Introduction: Culture positive sepsis remains to be a leading cause of death in Neonatal Intensive Care Unit (NICU) mainly among preterm and low birth weight newborns. The objective was to analyze the initial signs of sepsis, antibiotic sensitivity, and outcome of septic newborns in NICU. Methods: The demographic data, initial clinical features at suspicion of sepsis, diagnosis, laboratory abnormalities, pathogen isolated and antibiotic sensitivity patterns of the septic neonates, and their outcome were documented from their case records. Results: A total of 161 culture positive septic newborns, 76.4% were preterm and 54 died of sepsis (33.54%). Early and late onset sepsis was seen in 56 and 109 neonates, respectively.

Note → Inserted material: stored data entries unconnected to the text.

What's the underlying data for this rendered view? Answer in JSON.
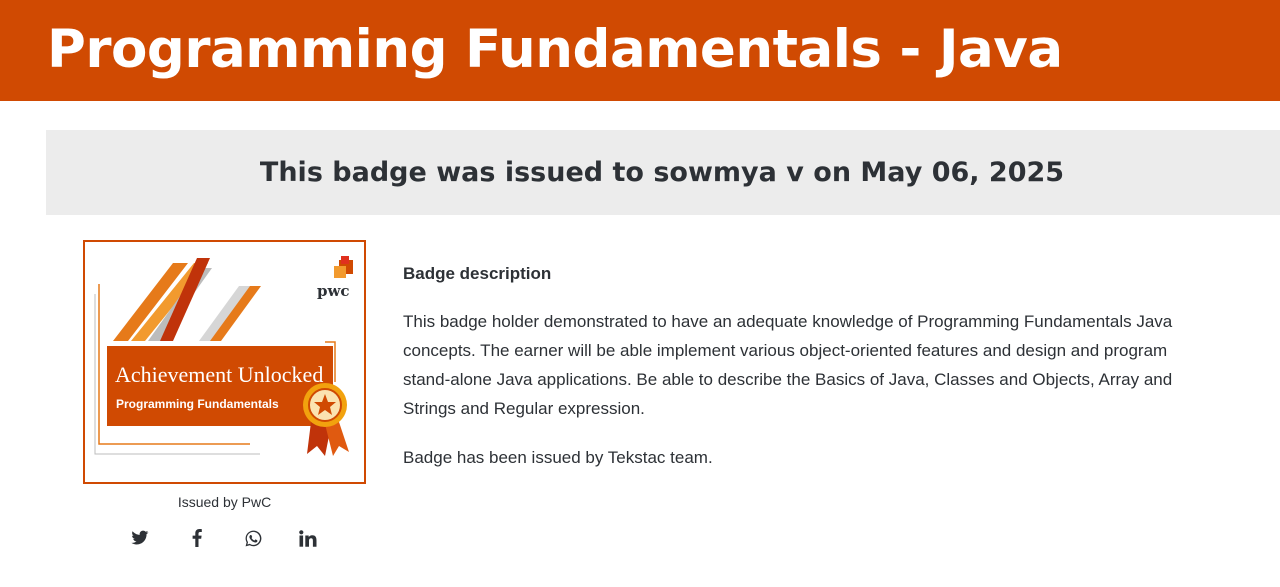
{
  "header": {
    "title": "Programming Fundamentals - Java"
  },
  "issued_banner": {
    "text": "This badge was issued to sowmya v on May 06, 2025"
  },
  "badge_image": {
    "brand": "pwc",
    "headline": "Achievement Unlocked",
    "subtitle": "Programming Fundamentals"
  },
  "issuer": {
    "text": "Issued by PwC"
  },
  "share": {
    "icons": [
      "twitter-icon",
      "facebook-icon",
      "whatsapp-icon",
      "linkedin-icon"
    ]
  },
  "description": {
    "heading": "Badge description",
    "lines": [
      "This badge holder demonstrated to have an adequate knowledge of Programming Fundamentals Java",
      "concepts. The earner will be able implement various object-oriented features and design and program",
      "stand-alone Java applications. Be able to describe the Basics of Java, Classes and Objects, Array and",
      "Strings and Regular expression."
    ],
    "issued_note": "Badge has been issued by Tekstac team."
  },
  "colors": {
    "brand": "#d04a02",
    "banner_bg": "#ececec",
    "text": "#2d3136"
  }
}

The initial clinical findings at suspicion of sepsis which had a statistical significance were tachycardia in Escherichia coli and Pseudomonas sepsis, hyperglycemia in Burkholderia, fever in Candida, sclerema in Klebsiella pneumoniae (KP), and seizures in E. coli sepsis. The cerebrospinal fluid culture positive newborns commonly presented with apnea, poor perfusion, and lethargy. Raised C reactive protein was seen in a higher proportion of newborns with Candida (60%) sepsis and E. coli (50%) sepsis. Severe thrombocytopenia was seen in 53%–62% newborns with gram-negative and fungal sepsis. Metabolic acidosis was seen in all gram-negative sepsis neonates, particularly in >80% cases of Klebsiella and Candida sepsis. Mortality was highest and statistically significant in KP (55.4%) and Citrobacter koseri (55.6%) sepsis ( p = .004). The statistically significant risk factors for mortality included neonates with raised C Reactive Protein (CRP). Most of the gram-negative pathogens were sensitive to colistin and aminoglycosides and resistant to carbapenems. Conclusion: Observing the initial clinical features at suspicion of sepsis may help predicting the likely pathogen awaiting the final blood/CSF culture report and knowing the antibiotic sensitivity profile of commonly isolated organisms in our NICU helps in the selection of a rational empirical antibiotic.